Les données sur lesquelles les chercheurs peuvent travailler sont très complexes à acquérir et difficiles à utiliser. Pour Sébastien Lemieux, le défi consiste à élaborer des algorithmes capables de prendre en considération d’aussi petits éléments que les molécules. Si les systèmes actuels peuvent rendre compte efficacement de faits comme la parole et l’audition, les amener à l’échelle des molécules pourrait grandement changer les performances des modèles employés en biochimie.
Une autre difficulté pour la recherche universitaire est l’accès à ces données. «Certaines données sont publiques, mais elles sont générales et ne peuvent servir qu’à des algorithmes généraux, a poursuivi M. Lemieux. Pour des médicaments ciblés comme ceux en immunologie et en cancérologie, il nous faut des données produites par les entreprises.» L’interaction entre les différents agents est donc essentielle.
Pierre Côte, intervenant à cette table ronde en tant que représentant de la compagnie pharmaceutique Boehringer Ingelheim, a affirmé qu’en ce qui concerne son entreprise les données source sont disponibles. Les données cliniques peuvent quant à elles être aussi accessibles sous certaines conditions.
«L’industrie pharmaceutique est en retard dans l’intégration de l’intelligence artificielle», a déploré M. Côte. À son avis, le plus grand apport de la bio-informatique sera de permettre le transfert des connaissances relatives à un tissu ou un organe à un autre tissu ou organe.
Du côté des investisseurs en capital, Jean-Sébastien Cournoyer, cofondateur de Real Ventures, a admis que son secteur d’activité n’a pas été à l’avant-garde dans l’intégration de l’intelligence artificielle. Il avait tout de même un exemple à donner de la contribution de son entreprise, soit le soutien accordé à la compagnie Imagia, qui travaille à rendre accessibles des soins de santé personnalisés. Il s’agit à ses yeux de l’un des plus grands succès de l’intelligence artificielle en cancérologie.
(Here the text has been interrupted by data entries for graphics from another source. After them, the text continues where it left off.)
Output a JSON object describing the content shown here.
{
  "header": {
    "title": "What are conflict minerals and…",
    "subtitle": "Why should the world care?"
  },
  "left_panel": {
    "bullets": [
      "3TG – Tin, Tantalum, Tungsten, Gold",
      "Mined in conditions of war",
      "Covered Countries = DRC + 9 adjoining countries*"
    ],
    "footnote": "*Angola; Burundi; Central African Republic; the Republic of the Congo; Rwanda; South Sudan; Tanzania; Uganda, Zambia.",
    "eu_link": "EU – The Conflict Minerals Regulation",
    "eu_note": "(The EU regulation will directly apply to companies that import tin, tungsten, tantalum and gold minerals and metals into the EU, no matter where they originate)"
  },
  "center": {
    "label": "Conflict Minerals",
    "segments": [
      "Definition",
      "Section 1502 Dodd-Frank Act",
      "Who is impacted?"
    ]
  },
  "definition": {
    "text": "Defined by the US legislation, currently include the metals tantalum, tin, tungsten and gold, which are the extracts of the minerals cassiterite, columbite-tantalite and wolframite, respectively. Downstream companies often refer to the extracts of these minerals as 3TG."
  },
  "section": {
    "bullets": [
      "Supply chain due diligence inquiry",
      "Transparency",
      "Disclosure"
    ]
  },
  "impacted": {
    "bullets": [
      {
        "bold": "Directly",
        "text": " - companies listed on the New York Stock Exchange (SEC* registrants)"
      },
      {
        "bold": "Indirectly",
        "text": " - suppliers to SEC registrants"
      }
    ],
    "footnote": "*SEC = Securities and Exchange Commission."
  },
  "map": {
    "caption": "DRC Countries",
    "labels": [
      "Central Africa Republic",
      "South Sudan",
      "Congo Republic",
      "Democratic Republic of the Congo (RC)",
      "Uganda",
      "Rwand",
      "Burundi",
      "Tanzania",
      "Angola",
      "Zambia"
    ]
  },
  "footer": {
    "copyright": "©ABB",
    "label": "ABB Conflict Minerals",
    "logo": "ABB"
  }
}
M. Cournoyer s’est montré par ailleurs inquiet de voir des géants comme Google concurrencer les centres de recherche universitaires. «Ce ne sera pas nécessairement une bonne chose pour la société», craint-il.
Le Canada et Montréal en bonne place
Les quatre intervenants ont tous reconnu que, malgré le travail qu’il reste à accomplir, Montréal est en bonne place sur la scène internationale en ce qui concerne le recours à l’intelligence artificielle dans la production de médicaments.
L’intégration de l’intelligence artificielle dans le domaine pharmaceutique demeure toutefois un objectif à développer. «La force de Montréal est dans le talent créatif. Nous sommes présents sur la map, mais il faut valoriser ce talent», selon Pierre Côte.
De l’avis de Jean-Sébastien Cournoyer, cette intégration est en voie de se réaliser notamment à Montréal, qui dispose d’unités de recherche très performantes dans les deux disciplines ainsi qu’en affaires. «Montréal est très bien placée», a-t-il déclaré.
Sébastien Lemieux ne pouvait que confirmer cette vision en donnant l’exemple de l’IRIC. «Depuis 15 ans, des chercheurs en chimie médicinale et en informatique se côtoient ici», a-t-il dit.
L’IRIC a en effet été l’un des premiers centres de recherche au Canada à appliquer une approche multidisciplinaire combinant la génomique, la protéomique et la bio-informatique dans la recherche de médicaments, le tout en lien avec le milieu clinique et les agences de commercialisation par sa filiale, l’IRICoR. Une équipe de près de 500 chercheurs, professeurs et cliniciens y travaille.